Published online by Cambridge University Press: 05 October 2010
Birmingham.
Your Memorialists have long felt the necessity of some more extended system of practical and scientific education in England, which should place within the reach of the industrial classes a much higher standard of scientific attainments than they can now ever hope to possess without very ample means.
Your Memorialists are convinced that with greater facilities in elementary scientific education, intimately connected with, and always accompanied by, practical illustrations and manipulations, there would be found as much original genius and talent to develop in the people of this country as in those of the great continental states of Europe; and that such development would greatly facilitate the maintenance and extension of our manufactures and commerce.
The great and rapid strides which locomotion has taken on the Continent, and the constant international communication which is the result, have extended science and mechanical and nrtistical knowledge widely over those nations; and thus one vast school of arts and sciences exists, with its members in constant communication, from which this country is partly excluded from its geographical position.

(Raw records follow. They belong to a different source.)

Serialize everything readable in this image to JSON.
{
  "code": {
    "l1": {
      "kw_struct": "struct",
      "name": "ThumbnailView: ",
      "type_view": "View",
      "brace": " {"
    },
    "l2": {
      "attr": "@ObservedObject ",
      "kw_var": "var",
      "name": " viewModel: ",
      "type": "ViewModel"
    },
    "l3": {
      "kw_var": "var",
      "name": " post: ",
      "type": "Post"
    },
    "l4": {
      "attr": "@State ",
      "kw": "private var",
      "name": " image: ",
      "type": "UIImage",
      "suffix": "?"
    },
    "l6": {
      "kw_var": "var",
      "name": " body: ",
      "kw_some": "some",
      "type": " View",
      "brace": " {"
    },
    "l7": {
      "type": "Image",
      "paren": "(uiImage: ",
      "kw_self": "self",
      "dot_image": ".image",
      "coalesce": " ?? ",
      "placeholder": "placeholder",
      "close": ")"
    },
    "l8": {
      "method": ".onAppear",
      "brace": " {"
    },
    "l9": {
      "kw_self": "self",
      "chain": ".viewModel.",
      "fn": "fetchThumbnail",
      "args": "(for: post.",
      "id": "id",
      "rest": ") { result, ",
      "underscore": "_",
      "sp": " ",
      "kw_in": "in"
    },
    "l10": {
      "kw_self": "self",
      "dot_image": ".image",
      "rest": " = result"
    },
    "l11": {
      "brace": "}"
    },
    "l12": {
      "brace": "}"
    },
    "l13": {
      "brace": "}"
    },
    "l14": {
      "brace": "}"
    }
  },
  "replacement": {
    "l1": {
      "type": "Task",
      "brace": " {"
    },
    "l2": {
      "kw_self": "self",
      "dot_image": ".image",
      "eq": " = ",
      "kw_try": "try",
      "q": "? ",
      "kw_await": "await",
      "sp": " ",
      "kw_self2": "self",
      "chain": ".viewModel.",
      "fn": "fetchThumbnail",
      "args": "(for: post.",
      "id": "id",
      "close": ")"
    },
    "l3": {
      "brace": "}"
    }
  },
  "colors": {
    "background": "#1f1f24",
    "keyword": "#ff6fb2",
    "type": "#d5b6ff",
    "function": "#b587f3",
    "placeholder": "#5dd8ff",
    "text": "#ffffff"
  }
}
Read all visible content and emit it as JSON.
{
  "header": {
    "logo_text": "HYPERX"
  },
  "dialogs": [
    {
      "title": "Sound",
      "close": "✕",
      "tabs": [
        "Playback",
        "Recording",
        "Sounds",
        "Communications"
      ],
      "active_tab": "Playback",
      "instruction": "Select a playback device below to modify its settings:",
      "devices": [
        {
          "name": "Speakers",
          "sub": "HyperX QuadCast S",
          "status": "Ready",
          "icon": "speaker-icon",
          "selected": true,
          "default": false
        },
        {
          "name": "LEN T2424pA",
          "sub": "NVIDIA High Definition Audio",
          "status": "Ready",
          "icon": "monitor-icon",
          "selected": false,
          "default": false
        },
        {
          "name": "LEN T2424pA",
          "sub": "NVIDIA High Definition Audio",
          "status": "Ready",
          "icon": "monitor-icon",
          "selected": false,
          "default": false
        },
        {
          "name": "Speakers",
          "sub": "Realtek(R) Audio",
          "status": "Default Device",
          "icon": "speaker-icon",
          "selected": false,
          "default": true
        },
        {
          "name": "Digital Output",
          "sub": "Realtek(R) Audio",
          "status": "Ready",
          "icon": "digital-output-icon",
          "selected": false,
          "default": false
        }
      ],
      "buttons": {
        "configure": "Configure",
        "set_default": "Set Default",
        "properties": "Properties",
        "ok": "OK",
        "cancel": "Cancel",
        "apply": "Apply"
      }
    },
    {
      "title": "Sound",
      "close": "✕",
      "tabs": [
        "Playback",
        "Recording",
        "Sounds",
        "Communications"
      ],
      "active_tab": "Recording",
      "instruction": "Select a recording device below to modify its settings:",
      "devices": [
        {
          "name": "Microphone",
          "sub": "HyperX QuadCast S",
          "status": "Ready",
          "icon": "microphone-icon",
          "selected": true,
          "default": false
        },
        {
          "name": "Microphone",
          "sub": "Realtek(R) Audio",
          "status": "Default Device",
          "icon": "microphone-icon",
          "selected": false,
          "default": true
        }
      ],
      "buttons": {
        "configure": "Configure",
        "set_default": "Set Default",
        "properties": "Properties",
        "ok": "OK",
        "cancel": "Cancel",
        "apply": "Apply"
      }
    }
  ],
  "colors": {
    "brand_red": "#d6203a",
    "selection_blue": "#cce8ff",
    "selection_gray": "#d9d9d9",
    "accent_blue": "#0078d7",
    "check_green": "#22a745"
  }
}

Some of your Memorialists, in their late visit to Paris, have witnessed the advantages which the rising generation of manufacturers is there enjoying in their educational establishments; and although not favoured by the possession of such vast resources in raw materials, mineral wealth and fuel, as Great Britain has the blessing to enjoy, they have established such colleges as the conservatory of arts and manufactures, and the central school of arts and manufactures, which are especially destined for the instruction of manufacturers and artisans, either entirely free or at a low charge.